Jovens cineastas formados em comunidades carentes chegam ao Festival de Cannes com filme que mostra suas vidas como elas realmente são


08/10/2010



Xandra Stefanel
Revista do Brasil



No verão de 1961, cinco jovens cineastas de classe média subiram morros cariocas e fizeram o filme “5x Favela”. Lá estavam Cacá Diegues, Leon Hirszman, Joaquim Pedro de Andrade, Marcos Farias e Miguel Borges, integrantes do Centro Popular de Cultura (CPC), da União Nacional dos Estudantes (UNE). A obra, hoje difícil de ser vista em locadoras ou cineclubes, tornou-se um marco do cinema nacional como uma das precursoras do Cinema Novo, movimento cinematográfico brasileiro influenciado pelo neorrealismo italiano e pela Nouvelle Vague (nova onda) francesa.

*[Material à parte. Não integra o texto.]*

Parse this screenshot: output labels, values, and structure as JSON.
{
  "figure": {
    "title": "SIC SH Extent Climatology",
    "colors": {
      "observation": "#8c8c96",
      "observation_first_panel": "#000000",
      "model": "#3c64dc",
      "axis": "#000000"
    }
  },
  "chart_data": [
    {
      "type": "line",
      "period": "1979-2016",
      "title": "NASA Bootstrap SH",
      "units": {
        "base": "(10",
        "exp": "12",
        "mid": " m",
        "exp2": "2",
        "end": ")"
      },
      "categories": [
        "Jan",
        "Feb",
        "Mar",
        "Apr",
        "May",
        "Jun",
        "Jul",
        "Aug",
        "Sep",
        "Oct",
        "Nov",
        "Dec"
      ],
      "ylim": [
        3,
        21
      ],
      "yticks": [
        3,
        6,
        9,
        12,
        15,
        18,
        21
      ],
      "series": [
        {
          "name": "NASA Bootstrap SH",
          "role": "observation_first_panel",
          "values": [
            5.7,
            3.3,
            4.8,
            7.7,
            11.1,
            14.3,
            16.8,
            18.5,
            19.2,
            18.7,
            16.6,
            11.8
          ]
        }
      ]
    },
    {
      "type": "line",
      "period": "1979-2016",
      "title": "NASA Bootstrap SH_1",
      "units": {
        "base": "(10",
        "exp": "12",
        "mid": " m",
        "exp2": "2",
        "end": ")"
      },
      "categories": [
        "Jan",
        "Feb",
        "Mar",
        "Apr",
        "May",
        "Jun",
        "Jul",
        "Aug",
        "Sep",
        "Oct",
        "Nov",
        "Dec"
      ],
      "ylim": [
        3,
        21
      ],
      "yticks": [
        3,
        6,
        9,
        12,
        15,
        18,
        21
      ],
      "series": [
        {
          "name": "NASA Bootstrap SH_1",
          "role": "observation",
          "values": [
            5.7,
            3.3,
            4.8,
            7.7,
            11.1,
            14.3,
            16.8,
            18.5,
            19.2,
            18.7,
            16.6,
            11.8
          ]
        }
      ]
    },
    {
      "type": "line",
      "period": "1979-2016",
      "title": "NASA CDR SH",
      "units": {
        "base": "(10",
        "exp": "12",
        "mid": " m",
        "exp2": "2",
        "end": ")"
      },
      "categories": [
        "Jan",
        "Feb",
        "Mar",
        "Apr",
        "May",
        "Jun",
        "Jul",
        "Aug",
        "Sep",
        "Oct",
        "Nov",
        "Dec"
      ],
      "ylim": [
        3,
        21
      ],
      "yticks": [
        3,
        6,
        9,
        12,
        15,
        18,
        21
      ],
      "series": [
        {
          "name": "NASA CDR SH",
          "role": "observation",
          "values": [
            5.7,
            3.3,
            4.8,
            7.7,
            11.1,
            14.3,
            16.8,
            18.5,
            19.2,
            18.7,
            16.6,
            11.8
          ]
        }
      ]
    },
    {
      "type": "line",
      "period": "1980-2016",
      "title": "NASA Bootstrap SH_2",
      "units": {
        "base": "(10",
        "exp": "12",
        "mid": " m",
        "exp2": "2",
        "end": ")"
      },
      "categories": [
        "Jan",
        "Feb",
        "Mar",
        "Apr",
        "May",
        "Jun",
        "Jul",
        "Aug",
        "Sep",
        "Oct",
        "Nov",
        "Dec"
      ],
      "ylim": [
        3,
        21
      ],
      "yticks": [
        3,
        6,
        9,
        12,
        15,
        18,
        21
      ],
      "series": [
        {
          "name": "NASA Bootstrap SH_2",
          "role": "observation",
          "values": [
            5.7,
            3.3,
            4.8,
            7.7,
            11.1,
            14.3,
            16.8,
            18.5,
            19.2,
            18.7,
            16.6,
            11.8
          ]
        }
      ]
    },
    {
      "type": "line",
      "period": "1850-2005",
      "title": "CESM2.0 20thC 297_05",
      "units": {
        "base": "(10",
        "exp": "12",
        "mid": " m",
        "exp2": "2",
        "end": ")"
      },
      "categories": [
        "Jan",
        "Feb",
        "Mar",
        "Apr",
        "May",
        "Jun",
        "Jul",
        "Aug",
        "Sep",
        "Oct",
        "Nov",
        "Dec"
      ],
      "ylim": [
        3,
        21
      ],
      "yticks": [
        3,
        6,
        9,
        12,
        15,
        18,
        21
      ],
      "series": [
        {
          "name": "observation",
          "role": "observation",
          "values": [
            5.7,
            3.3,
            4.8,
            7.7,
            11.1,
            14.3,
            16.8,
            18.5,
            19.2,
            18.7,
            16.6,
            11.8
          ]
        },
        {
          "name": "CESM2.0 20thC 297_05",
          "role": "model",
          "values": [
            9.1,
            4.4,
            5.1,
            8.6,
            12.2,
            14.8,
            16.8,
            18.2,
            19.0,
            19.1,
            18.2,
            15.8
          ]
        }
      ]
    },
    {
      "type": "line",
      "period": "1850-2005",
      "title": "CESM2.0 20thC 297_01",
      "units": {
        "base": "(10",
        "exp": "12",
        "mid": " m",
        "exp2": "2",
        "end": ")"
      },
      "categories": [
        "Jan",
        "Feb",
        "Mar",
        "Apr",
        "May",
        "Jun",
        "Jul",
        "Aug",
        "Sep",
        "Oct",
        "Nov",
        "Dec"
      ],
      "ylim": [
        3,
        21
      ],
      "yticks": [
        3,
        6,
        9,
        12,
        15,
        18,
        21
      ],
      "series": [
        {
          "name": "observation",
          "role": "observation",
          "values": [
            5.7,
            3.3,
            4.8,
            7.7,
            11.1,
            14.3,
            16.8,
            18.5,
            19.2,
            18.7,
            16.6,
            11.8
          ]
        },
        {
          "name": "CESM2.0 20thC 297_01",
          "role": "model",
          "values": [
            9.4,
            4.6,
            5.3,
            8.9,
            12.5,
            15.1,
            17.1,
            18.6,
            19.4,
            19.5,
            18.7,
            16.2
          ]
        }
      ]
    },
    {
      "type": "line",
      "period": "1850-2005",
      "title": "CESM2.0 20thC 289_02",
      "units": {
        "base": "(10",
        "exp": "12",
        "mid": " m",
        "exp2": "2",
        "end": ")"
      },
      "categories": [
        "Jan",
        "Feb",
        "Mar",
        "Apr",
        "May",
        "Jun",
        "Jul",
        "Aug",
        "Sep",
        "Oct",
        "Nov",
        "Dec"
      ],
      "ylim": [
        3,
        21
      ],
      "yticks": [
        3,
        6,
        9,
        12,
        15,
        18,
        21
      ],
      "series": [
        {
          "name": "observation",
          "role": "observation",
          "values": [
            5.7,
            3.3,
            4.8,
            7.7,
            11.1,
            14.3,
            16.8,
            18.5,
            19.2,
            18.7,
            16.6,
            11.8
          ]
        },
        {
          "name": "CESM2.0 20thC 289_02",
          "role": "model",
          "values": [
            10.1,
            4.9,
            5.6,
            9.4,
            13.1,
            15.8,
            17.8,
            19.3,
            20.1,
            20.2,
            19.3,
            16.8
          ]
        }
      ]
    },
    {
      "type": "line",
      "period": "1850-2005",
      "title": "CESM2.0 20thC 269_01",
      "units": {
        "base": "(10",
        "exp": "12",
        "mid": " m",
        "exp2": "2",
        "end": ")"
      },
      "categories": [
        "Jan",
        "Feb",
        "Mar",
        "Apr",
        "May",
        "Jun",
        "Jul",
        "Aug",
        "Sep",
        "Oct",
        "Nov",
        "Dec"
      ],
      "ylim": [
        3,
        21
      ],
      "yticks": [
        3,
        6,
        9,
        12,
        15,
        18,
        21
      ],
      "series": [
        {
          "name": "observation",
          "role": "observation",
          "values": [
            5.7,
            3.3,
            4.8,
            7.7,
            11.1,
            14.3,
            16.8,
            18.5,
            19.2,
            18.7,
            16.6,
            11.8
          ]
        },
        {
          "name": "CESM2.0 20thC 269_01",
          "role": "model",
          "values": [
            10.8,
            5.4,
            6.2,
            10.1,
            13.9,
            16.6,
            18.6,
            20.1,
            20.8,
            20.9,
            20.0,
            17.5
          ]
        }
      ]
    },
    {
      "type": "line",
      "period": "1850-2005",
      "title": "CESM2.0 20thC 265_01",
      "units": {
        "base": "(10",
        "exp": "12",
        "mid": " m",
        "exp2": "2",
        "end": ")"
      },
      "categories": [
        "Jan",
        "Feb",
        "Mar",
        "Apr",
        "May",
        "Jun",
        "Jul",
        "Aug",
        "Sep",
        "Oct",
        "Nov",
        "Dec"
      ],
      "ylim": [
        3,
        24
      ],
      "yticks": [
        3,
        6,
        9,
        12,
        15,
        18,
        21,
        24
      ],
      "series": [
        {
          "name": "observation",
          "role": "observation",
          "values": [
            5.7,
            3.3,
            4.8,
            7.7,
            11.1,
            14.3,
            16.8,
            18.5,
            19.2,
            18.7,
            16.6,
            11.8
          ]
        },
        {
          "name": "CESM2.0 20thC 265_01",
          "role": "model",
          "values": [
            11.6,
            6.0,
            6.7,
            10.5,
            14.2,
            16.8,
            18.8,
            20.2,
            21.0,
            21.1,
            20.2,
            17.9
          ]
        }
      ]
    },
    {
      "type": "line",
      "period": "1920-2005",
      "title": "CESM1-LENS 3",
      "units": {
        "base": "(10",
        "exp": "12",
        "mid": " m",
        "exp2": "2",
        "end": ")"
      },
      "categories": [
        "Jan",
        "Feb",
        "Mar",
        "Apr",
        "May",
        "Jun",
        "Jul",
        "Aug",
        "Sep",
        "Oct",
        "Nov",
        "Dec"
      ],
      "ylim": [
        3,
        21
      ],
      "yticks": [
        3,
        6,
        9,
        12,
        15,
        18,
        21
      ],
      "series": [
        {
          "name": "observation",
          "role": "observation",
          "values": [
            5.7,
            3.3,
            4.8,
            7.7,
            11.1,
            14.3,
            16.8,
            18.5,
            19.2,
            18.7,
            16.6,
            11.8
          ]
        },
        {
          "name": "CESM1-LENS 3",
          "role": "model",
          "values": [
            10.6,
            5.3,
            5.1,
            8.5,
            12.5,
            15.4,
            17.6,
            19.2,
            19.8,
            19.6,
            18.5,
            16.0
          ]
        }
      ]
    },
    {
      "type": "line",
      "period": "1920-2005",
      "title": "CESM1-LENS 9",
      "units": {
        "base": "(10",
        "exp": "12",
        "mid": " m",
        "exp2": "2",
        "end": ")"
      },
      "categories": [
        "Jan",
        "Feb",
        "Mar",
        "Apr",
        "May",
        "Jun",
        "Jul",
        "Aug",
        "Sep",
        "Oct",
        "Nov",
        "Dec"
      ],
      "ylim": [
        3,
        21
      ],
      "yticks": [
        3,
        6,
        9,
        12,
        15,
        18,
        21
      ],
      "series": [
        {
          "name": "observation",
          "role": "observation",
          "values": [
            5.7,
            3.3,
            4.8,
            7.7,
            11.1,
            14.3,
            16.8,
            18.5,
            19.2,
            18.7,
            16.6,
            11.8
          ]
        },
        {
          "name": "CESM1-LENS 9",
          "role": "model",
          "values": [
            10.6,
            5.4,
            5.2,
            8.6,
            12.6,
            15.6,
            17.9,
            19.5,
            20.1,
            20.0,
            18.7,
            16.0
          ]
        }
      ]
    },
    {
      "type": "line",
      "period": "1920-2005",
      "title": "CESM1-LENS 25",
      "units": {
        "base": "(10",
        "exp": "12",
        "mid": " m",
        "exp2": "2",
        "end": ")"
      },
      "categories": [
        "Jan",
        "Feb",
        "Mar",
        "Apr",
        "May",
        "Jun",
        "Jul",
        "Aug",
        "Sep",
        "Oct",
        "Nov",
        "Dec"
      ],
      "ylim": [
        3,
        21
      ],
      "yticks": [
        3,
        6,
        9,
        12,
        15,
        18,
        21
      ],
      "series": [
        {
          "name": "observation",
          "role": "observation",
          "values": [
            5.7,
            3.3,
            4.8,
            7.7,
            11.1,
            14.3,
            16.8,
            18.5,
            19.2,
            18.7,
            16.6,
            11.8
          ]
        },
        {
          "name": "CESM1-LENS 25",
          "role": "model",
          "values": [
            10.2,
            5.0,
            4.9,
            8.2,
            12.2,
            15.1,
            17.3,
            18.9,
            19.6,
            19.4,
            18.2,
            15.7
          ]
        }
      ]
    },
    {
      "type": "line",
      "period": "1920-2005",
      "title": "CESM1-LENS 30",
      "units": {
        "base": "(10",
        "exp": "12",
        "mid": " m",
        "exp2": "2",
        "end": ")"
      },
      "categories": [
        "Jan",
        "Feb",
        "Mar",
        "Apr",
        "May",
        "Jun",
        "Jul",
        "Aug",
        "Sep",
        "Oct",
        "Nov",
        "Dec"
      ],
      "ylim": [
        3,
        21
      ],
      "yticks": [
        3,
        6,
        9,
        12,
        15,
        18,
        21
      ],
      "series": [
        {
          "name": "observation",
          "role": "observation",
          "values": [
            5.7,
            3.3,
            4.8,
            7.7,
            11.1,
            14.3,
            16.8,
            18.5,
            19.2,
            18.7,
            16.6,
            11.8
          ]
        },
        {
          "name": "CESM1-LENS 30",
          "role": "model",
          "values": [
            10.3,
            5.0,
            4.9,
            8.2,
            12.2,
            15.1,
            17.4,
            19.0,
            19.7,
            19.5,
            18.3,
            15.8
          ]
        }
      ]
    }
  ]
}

Quase 50 anos e muitos filmes depois, Cacá voltou a subir os morros cariocas. Agora como produtor e na companhia de sete jovens cineastas moradores de comunidades carentes do Rio de Janeiro. O longa-metragem “5x Favela, Agora por Nós Mesmos”, lançado em agosto, tem cinco episódios, assim como o da década de 1960. A diferença é que o olhar dos atuais diretores não é “estrangeiro”: todos moram nos ambientes onde filmaram.

A ideia nasceu na década de 1990, quando Cacá teve o primeiro contato com organizações culturais de várias comunidades e passou a acompanhar os curtas-metragens dos participantes de cursos e oficinas, feitos em câmeras domésticas, editados em programas acessíveis e que circulavam quase que exclusivamente de um núcleo comunitário a outro. Ele e a produtora Renata Almeida Magalhães perceberam que poderiam ajudar a lapidar diamantes e resolveram montar um projeto para proporcionar a esses jovens as mesmas condições de produção de qualquer filme de médio porte e permitir que tivessem acesso à economia formal do cinema.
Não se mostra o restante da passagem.